Różne zanieczyszczenia powietrza mają różnoraki wpływ na nasze zdrowie - wbrew pozorom zależy on nie tylko od wielkości cząsteczek. Jak wynika z badania opublikowanego na łamach czasopisma naukowego "Science", również źródło smogu może mieć wpływ na to, jak działa on na organizm.
Setki tysięcy zgonów
W swojej analizie amerykańscy badacze wykorzystali dane dotyczące emisji z 480 elektrowni węglowych w Stanach Zjednoczonych w latach 1999-2020. W oparciu o nie opracowali model przemieszczania się uwolnionego z węgla dwutlenku siarki w atmosferze oraz tego, gdzie opadał on jako PM2,5. Wyniki porównano z danymi medycznymi reprezentującymi stan zdrowia Amerykanów w wieku co najmniej 65 lat. Na tej podstawie określono, w jakim stopniu osoby mieszkające w danej okolicy były narażone na wdychanie PM2,5 z pyłu węglowego i jak wpływał on na ich zdrowie.
Okazało się, że w 1999 roku średni poziom PM2,5 z pyłu węglowego w Stanach wynosił 2,34 mikrogramów na metr sześcienny powietrza. Poziom ten znacznie spadł do 2020 roku (0,07 µg/m3). Po wykluczeniu czynników dodatkowych, naukowcy obliczyli, że wzrost średniego rocznego poziomu PM2,5 z węgla o 1 µg/m3 wiązał się ze wzrostem śmiertelności z różnych przyczyn o 1,12 procent - 2,1 razy większym niż w przypadku PM2,5 z jakiegokolwiek innego źródła. Węglowemu PM2,5 można było przypisać łącznie 460 tysięcy zgonów, a w latach 1999-2007 przyczyniał się on średnio do ponad 43 tysięcy zgonów rocznie. Po 2007 roku liczba ta drastycznie spadła, aby w 2020 roku wynieść 1600.

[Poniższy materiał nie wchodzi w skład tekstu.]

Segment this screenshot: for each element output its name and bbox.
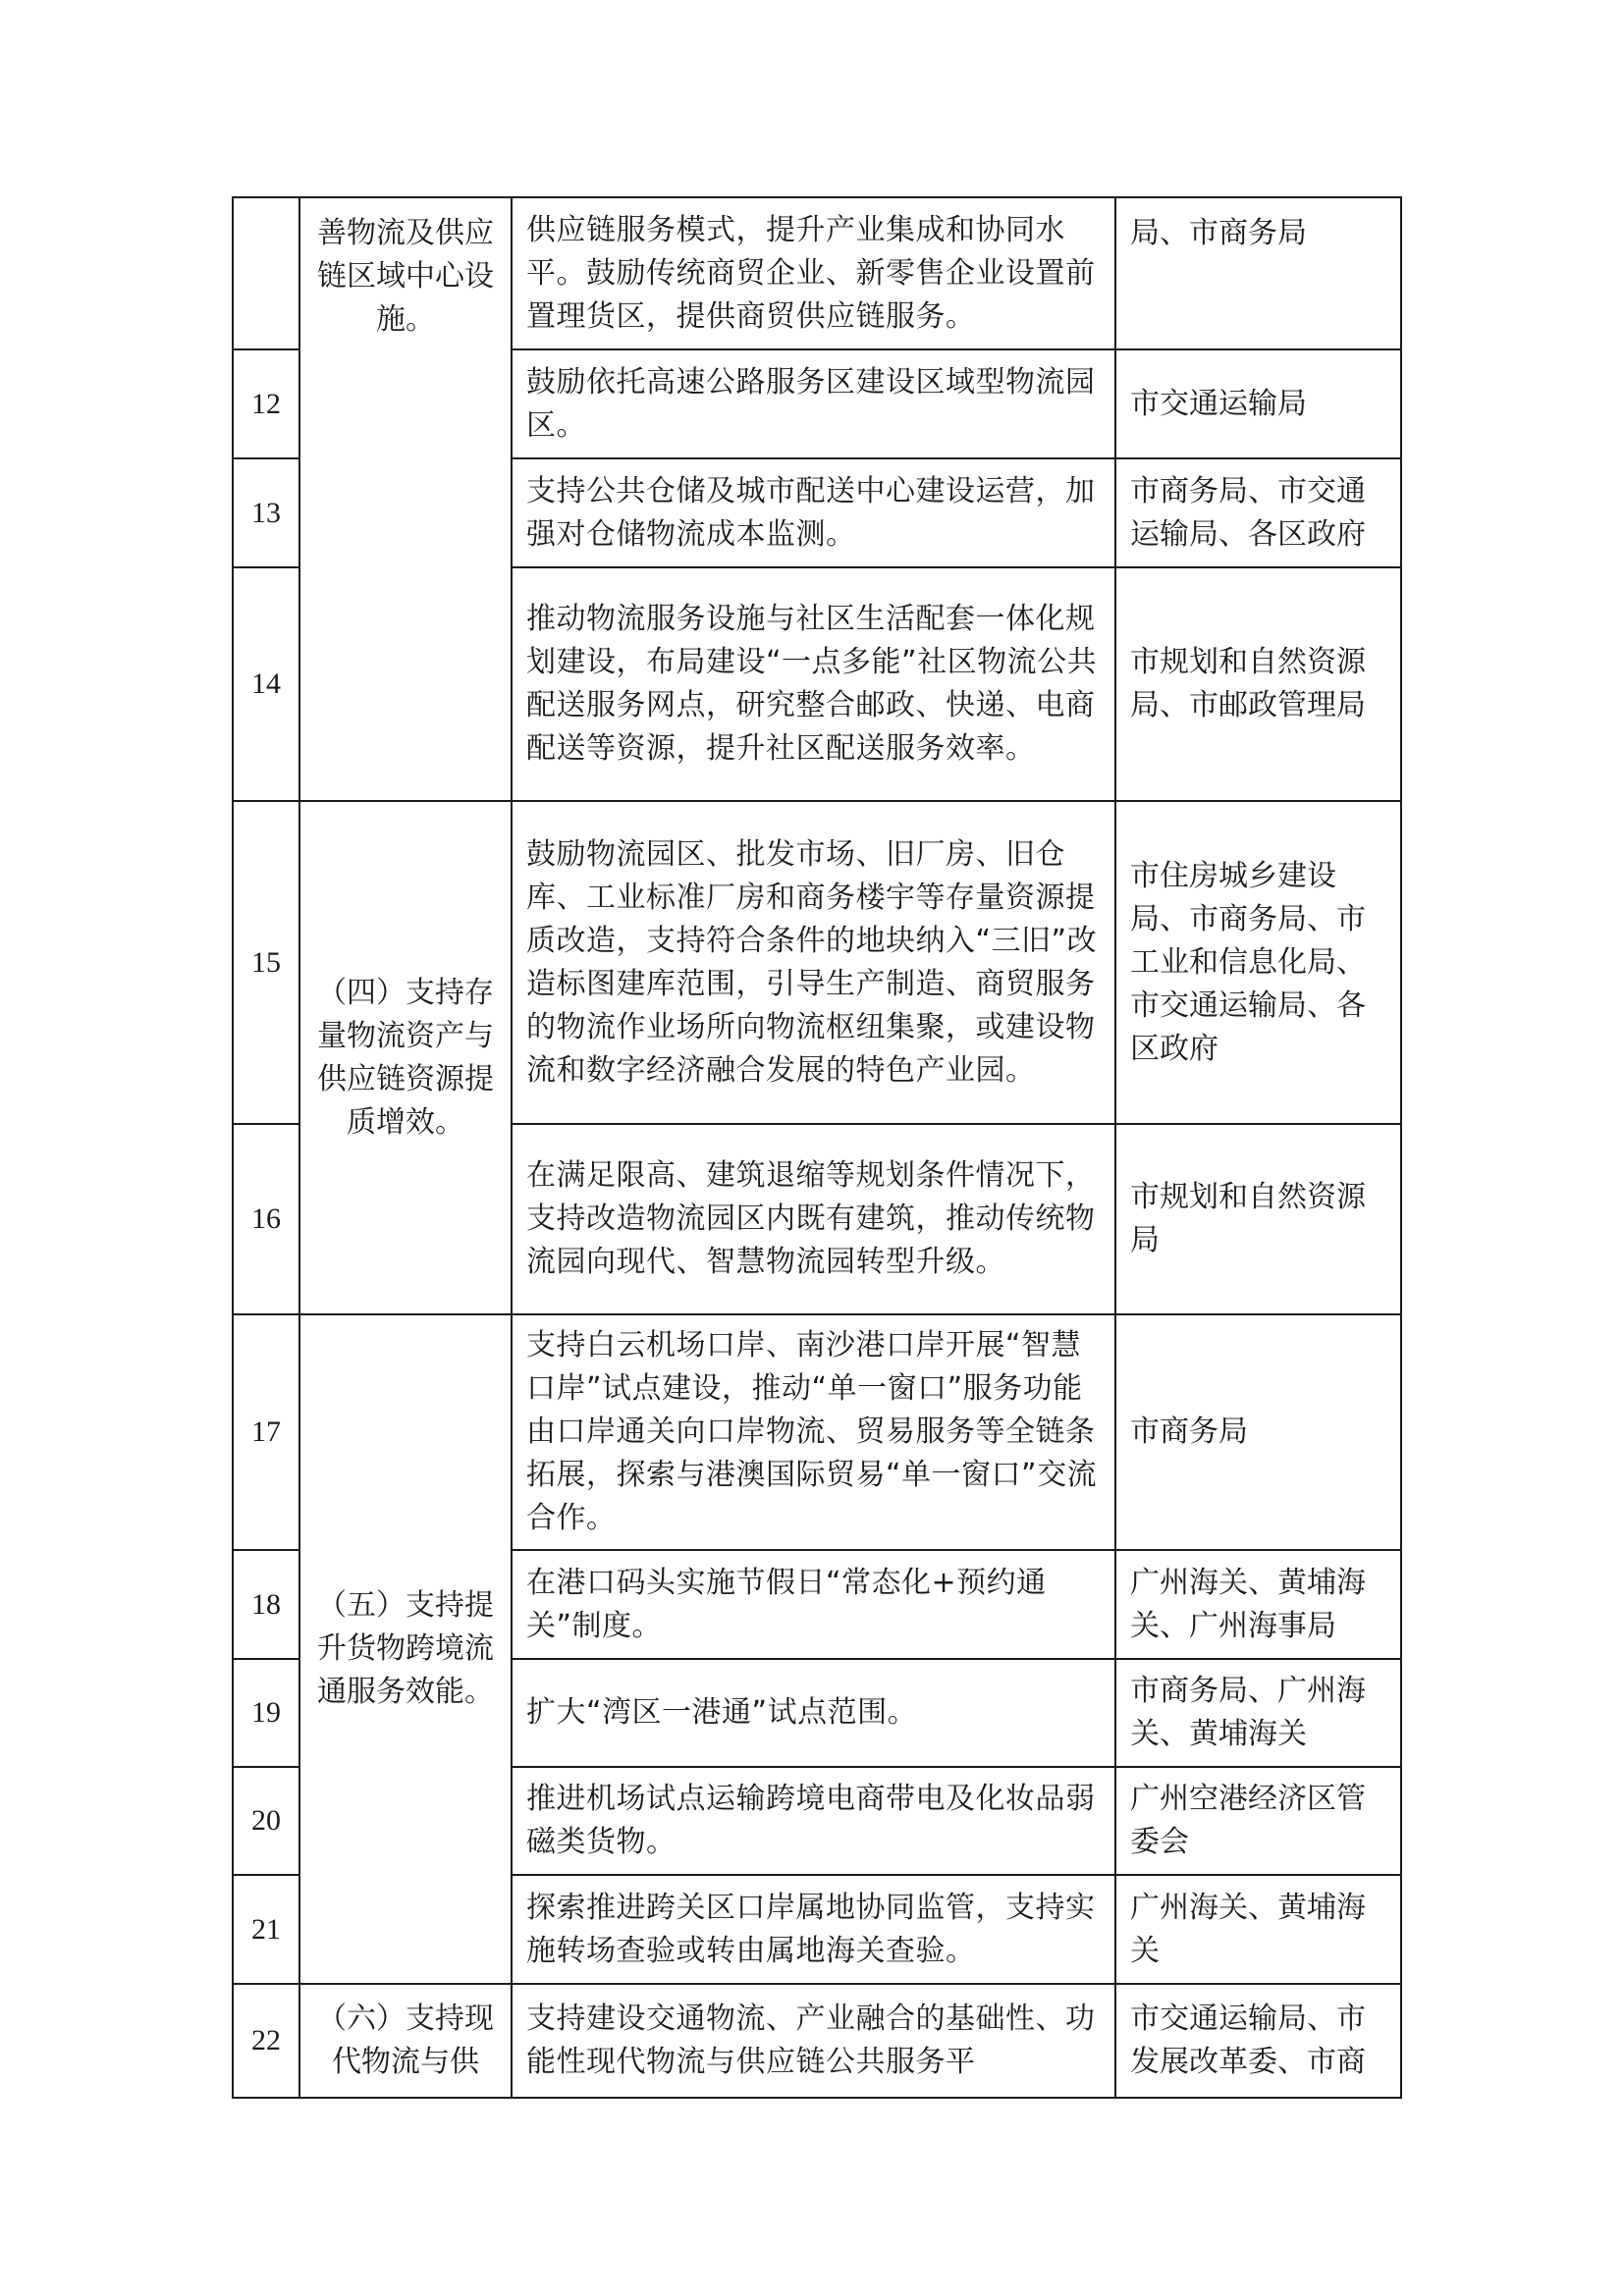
department-cell: 局、市商务局: [1115, 197, 1401, 349]
measure-cell: 在港口码头实施节假日“常态化+预约通关”制度。: [512, 1550, 1115, 1659]
row-number: 22: [233, 1984, 299, 2098]
table-row: [233, 1314, 1401, 1550]
table-row: [233, 801, 1401, 1124]
measure-cell: 扩大“湾区一港通”试点范围。: [512, 1659, 1115, 1767]
department-cell: 广州海关、黄埔海关: [1115, 1875, 1401, 1984]
department-cell: 市规划和自然资源局、市邮政管理局: [1115, 567, 1401, 801]
measure-cell: 支持白云机场口岸、南沙港口岸开展“智慧口岸”试点建设，推动“单一窗口”服务功能由口岸通关向口岸物流、贸易服务等全链条拓展，探索与港澳国际贸易“单一窗口”交流合作。: [512, 1314, 1115, 1550]
measure-cell: 探索推进跨关区口岸属地协同监管，支持实施转场查验或转由属地海关查验。: [512, 1875, 1115, 1984]
table-row: [233, 1984, 1401, 2098]
measure-cell: 鼓励物流园区、批发市场、旧厂房、旧仓库、工业标准厂房和商务楼宇等存量资源提质改造，支持符合条件的地块纳入“三旧”改造标图建库范围，引导生产制造、商贸服务的物流作业场所向物流枢纽集聚，或建设物流和数字经济融合发展的特色产业园。: [512, 801, 1115, 1124]
measure-cell: 在满足限高、建筑退缩等规划条件情况下，支持改造物流园区内既有建筑，推动传统物流园向现代、智慧物流园转型升级。: [512, 1124, 1115, 1314]
category-label: （四）支持存量物流资产与供应链资源提质增效。: [317, 975, 494, 1140]
category-cell: [299, 197, 512, 801]
row-number: 14: [233, 567, 299, 801]
row-number: 20: [233, 1767, 299, 1875]
table-row: [233, 197, 1401, 349]
department-cell: 市商务局、市交通运输局、各区政府: [1115, 458, 1401, 567]
department-cell: 市规划和自然资源局: [1115, 1124, 1401, 1314]
row-number: 16: [233, 1124, 299, 1314]
department-cell: 广州空港经济区管委会: [1115, 1767, 1401, 1875]
category-label: （五）支持提升货物跨境流通服务效能。: [317, 1588, 494, 1709]
measure-cell: 鼓励依托高速公路服务区建设区域型物流园区。: [512, 349, 1115, 458]
department-cell: 市交通运输局: [1115, 349, 1401, 458]
row-number: 12: [233, 349, 299, 458]
row-number: [233, 197, 299, 349]
row-number: 15: [233, 801, 299, 1124]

- Oprócz pokazania, jak szkodliwe było zanieczyszczenie węglem, przekazujemy również dobre wieści - przekazał Lucas Henneman z Uniwersytetu George'a Masona, główny autor badania. - Liczba zgonów spowodowanych węglem była najwyższa w 1999 roku ale do 2020 roku spadła o około 95 procent, ponieważ elektrownie węglowe zainstalowały płuczki lub zostały zamknięte.
"Oczyszczanie" energii
Naukowcy wyjaśnili, że wiele wcześniejszych badań nad śmiertelnością związaną z działalnością elektrowni węglowych zakładało, że PM2,5 z węgla ma taką samą toksyczność jak PM2,5 z innych źródeł.
- PM2,5 z węgla był traktowany tak, jakby był po prostu kolejnym zanieczyszczeniem powietrza. Jest on jednak znacznie bardziej szkodliwy, niż sądziliśmy, a spowodowana przez niego śmiertelność była poważnie niedoszacowana - dodał Henneman.
Jak przekazali autorzy, badanie doskonale pokazuje, że jeśli będziemy dalej dążyć do "oczyszczenia" energii, możemy wpłynąć na stan zdrowia i długość życia. Świadomość ta jest szczególnie istotna w świecie, gdzie energia węglowa jest nadal częścią portfeli energetycznych w wielu miejscach na świecie, a globalne zużycie węgla do wytwarzania energii elektrycznej ma nawet wzrosnąć.